[511] in cryptography@c2.net mail archive
Re: Key Scheduling vs. Ciphering -- A Hole In Modern Cryptography?
daemon@ATHENA.MIT.EDU (Hal Finney)
Sat Apr 5 16:54:57 1997
Date: Sat, 5 Apr 1997 12:12:58 -0800
From: Hal Finney <hal@rain.org>
To: cryptography@c2.net, jamesd@echeque.com
James Donald, jamesd@echeque.com, writes:
> At 09:38 AM 2/15/97 -0800, Hal Finney wrote:
> > This is an example of the point I was making above. RC4's internal
> > key table MUST be a permutation of 0..255. Filling it with random
> > bits will not work and will potentially produce a much weaker cipher.
>
> I seem to recollect that it cannot be just any permutation either.

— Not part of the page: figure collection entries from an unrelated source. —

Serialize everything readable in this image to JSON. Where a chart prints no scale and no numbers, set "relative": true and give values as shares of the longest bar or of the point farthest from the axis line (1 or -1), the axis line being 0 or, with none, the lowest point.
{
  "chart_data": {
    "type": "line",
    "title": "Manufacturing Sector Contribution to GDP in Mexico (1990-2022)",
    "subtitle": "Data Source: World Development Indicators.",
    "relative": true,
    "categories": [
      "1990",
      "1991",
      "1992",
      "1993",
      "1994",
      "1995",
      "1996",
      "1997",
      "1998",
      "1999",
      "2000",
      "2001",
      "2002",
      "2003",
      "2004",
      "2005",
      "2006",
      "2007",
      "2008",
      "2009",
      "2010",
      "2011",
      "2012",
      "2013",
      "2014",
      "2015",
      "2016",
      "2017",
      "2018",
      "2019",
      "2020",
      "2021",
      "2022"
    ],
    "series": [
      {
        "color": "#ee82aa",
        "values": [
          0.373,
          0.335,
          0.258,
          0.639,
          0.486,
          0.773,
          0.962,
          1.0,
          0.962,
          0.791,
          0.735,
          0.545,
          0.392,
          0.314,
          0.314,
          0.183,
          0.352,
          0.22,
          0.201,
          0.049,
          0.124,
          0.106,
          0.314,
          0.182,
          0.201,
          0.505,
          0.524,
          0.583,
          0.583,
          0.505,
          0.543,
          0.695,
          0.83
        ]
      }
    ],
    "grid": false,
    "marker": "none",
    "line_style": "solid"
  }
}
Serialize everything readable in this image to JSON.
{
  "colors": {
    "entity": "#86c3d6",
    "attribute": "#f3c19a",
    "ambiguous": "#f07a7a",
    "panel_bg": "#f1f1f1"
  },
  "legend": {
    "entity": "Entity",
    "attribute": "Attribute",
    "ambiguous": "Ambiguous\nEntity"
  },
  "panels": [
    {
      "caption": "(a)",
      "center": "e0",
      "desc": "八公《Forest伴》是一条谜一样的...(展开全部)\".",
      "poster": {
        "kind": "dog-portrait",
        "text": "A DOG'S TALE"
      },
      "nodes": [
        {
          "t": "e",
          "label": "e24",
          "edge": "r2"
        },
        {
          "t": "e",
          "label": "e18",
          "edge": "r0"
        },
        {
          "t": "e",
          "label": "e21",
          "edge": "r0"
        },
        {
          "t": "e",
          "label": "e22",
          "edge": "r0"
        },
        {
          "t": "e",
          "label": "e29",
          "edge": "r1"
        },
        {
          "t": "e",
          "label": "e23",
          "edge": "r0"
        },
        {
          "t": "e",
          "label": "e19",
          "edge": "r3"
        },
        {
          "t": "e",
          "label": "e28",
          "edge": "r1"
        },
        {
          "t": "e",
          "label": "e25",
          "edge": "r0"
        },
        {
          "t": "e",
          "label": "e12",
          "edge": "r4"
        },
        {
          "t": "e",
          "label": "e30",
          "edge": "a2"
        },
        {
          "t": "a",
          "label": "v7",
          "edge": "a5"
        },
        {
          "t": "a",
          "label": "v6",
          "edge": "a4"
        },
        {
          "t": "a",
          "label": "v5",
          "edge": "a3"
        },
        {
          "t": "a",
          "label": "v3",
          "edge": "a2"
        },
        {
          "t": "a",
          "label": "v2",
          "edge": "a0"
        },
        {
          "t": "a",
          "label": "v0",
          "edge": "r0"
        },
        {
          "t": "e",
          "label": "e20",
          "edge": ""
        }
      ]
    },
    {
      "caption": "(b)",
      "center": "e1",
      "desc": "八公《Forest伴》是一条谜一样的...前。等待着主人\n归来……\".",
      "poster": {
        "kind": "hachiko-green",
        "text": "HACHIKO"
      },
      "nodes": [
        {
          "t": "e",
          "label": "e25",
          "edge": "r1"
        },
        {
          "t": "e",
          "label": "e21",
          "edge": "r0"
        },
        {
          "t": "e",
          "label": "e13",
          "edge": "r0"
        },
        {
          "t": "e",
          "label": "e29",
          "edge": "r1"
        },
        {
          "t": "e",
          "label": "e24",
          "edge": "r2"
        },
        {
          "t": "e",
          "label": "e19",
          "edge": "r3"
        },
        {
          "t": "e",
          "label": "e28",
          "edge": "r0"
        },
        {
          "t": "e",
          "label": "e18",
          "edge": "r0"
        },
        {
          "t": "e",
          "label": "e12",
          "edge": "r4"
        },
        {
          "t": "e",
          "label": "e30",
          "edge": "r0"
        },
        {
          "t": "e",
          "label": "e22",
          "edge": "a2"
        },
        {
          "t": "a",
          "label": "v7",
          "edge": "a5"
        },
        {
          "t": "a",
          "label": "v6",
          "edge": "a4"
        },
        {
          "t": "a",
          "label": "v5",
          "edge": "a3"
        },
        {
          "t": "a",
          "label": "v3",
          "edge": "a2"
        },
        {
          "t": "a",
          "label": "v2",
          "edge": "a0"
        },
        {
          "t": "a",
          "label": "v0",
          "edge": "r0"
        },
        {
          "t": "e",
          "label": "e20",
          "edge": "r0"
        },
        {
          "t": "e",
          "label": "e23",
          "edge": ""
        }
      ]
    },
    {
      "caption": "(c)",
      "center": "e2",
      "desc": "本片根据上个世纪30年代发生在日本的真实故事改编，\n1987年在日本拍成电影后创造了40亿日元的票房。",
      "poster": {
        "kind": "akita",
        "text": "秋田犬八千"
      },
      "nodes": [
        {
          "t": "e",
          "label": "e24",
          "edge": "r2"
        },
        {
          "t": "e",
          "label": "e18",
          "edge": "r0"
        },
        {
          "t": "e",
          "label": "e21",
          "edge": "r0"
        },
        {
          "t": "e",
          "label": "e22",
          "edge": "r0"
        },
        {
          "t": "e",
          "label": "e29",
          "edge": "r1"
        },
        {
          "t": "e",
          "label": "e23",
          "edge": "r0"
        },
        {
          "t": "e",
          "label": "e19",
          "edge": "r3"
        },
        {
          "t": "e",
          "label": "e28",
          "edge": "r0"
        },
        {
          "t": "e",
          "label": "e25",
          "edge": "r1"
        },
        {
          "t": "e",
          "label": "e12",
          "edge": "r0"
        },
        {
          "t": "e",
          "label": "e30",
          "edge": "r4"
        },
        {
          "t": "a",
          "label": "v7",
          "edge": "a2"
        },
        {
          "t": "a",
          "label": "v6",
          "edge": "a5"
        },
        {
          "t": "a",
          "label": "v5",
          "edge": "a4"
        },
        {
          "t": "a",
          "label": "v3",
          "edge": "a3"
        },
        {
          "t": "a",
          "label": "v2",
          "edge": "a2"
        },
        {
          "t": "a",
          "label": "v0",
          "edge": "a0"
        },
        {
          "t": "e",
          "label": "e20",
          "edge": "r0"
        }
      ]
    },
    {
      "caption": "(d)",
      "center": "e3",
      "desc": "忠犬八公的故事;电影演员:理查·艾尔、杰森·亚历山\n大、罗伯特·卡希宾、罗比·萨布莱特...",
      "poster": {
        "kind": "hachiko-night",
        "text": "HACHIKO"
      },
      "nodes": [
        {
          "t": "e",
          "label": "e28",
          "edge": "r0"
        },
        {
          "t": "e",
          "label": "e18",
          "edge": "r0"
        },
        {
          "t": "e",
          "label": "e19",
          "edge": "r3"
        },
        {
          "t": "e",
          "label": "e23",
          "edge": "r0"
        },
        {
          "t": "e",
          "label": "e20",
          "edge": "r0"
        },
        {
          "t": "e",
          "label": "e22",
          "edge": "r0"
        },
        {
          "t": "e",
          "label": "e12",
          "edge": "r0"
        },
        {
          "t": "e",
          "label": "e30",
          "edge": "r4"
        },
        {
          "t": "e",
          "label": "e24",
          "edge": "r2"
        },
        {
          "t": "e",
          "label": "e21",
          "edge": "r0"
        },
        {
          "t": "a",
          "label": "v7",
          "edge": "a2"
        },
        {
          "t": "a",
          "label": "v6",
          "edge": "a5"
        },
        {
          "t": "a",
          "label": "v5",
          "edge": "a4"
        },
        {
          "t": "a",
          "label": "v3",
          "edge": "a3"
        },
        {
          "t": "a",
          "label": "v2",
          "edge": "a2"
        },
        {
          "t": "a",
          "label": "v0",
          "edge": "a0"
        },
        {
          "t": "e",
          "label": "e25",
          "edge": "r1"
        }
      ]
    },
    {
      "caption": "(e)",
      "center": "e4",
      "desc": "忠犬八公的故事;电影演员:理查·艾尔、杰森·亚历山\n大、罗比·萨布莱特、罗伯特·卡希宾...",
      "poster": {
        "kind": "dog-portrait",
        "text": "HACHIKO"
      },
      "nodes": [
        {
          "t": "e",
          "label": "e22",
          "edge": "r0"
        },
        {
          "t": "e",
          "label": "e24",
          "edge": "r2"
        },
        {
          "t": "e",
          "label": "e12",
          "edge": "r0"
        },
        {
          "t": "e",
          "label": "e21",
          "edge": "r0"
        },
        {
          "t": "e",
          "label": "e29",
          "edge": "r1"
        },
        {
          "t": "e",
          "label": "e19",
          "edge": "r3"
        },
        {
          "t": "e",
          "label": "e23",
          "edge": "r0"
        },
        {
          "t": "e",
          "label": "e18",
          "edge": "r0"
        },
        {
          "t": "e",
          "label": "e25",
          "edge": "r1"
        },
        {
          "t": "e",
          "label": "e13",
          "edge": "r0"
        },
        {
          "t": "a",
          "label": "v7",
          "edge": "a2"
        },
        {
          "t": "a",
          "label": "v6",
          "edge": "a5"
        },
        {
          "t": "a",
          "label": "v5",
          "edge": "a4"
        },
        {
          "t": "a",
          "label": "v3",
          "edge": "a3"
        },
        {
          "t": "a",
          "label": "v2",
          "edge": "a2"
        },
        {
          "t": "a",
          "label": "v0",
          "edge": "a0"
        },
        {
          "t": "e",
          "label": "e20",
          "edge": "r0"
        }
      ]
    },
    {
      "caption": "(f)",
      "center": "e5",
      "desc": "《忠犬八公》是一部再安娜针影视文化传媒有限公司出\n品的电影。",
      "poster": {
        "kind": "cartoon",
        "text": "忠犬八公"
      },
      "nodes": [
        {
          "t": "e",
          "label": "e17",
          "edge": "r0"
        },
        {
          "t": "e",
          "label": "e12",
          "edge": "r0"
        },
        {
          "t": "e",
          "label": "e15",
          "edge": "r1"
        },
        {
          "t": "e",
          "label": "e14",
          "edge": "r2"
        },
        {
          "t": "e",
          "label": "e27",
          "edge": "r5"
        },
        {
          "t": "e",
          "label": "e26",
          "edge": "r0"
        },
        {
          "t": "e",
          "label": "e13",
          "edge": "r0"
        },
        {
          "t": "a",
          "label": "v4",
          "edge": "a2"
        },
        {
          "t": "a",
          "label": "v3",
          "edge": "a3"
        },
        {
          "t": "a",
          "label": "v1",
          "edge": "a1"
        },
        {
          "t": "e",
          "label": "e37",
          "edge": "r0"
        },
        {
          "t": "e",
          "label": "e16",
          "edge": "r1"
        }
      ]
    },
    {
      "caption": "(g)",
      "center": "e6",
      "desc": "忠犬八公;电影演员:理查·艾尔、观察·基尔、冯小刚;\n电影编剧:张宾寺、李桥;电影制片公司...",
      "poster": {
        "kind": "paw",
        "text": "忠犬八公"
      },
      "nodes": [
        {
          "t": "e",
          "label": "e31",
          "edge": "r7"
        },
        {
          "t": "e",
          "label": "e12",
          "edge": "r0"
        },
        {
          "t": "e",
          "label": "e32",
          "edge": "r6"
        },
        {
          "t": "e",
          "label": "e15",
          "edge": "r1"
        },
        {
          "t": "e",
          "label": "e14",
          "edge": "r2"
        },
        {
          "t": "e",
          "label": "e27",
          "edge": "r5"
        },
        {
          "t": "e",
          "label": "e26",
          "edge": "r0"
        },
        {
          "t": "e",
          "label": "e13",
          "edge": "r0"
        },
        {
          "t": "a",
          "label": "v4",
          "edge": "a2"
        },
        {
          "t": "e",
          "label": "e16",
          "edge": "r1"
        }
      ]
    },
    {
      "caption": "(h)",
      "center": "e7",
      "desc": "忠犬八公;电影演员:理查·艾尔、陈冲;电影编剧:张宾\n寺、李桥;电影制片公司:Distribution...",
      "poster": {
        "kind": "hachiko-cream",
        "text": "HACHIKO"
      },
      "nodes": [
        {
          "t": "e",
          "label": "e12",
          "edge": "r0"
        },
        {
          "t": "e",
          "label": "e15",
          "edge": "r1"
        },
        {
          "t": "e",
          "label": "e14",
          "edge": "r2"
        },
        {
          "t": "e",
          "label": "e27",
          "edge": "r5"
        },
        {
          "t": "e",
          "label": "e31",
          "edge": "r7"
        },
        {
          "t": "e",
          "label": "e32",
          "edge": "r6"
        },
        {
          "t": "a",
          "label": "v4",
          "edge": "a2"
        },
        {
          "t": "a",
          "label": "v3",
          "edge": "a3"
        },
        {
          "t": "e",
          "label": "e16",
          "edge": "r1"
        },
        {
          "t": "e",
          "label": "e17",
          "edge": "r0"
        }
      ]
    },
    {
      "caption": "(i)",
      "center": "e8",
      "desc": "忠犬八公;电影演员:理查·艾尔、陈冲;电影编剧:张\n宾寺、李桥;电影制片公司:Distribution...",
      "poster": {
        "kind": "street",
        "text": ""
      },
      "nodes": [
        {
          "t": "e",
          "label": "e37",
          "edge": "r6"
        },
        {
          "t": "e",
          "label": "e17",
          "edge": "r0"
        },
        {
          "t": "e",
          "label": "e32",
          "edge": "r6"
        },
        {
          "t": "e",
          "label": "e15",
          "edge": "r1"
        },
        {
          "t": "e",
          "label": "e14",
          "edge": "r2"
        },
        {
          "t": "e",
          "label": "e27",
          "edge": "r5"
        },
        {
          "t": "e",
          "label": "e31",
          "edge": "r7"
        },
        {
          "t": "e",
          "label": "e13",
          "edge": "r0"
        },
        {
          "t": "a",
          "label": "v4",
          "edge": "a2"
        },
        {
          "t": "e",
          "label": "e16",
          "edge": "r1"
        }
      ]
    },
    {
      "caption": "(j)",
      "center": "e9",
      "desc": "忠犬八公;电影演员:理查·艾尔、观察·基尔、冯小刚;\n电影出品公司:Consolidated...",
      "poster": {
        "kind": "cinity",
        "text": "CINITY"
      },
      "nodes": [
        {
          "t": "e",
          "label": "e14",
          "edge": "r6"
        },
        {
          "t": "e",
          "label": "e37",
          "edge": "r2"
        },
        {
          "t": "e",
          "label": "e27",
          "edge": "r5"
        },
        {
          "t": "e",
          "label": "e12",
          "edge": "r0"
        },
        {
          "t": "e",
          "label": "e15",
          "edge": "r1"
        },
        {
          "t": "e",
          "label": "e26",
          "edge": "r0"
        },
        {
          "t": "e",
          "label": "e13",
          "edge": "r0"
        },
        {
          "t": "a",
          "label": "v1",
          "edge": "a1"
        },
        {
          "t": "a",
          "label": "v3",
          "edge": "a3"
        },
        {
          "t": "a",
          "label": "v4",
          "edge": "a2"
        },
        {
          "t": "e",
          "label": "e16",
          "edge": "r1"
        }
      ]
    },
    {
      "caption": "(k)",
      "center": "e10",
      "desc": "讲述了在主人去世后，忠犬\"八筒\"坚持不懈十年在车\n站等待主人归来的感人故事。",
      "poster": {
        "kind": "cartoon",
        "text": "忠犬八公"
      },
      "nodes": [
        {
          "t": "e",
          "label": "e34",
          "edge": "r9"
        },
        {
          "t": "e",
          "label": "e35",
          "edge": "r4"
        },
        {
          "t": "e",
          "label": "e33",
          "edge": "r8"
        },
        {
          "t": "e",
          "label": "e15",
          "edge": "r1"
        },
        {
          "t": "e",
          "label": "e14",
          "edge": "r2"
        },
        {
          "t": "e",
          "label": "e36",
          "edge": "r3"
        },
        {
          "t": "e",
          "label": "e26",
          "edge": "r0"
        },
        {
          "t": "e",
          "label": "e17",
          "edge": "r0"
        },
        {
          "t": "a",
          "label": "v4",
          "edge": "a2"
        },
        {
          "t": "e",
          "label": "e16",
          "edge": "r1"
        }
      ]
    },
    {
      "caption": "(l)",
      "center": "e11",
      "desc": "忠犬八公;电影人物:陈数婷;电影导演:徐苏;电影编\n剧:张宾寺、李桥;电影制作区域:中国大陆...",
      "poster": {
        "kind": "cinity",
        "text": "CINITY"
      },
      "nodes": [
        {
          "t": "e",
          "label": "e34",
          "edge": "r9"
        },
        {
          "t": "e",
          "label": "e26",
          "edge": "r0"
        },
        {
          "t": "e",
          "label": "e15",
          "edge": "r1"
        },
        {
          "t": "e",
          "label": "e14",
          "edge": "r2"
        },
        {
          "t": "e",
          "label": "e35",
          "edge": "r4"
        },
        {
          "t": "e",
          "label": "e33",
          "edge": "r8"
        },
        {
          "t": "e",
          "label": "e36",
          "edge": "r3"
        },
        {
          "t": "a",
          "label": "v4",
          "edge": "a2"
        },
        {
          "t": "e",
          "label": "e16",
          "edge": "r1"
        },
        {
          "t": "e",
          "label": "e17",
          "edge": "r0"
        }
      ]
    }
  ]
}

> The key setup routine is designed to avoid generating certain
> disastrous permutations.
RC4 goes like this:
Initialize i=j=0, and the s[] array by the key setup, then loop forever
(all mod 256):
i += 1;
j += s[i];
swap s[i] and s[j]
output s[s[i]+s[j]]
You might be thinking of the infamous RC4 "steady state" defined as
j = i+1 and s[j] = 1. i increments to be equal to j, then j increments
by 1 since s[i] is now 1. We swap s[i] and s[j], leaving s[j] as 1,
and we are back in the steady state.
RC4 avoids this not by constraining the permutation in any way, but
by starting with i=j=0. This is not in the state above since j != i+1.
And you can't fall into the steady state since the state is preserved
backwards in time as well as forwards. So this initial state is safe.
BTW I see there will be a paper at Eurocrypt in May titled "Linear
Statistical Weakness of Alleged RC4 Keystream Generator".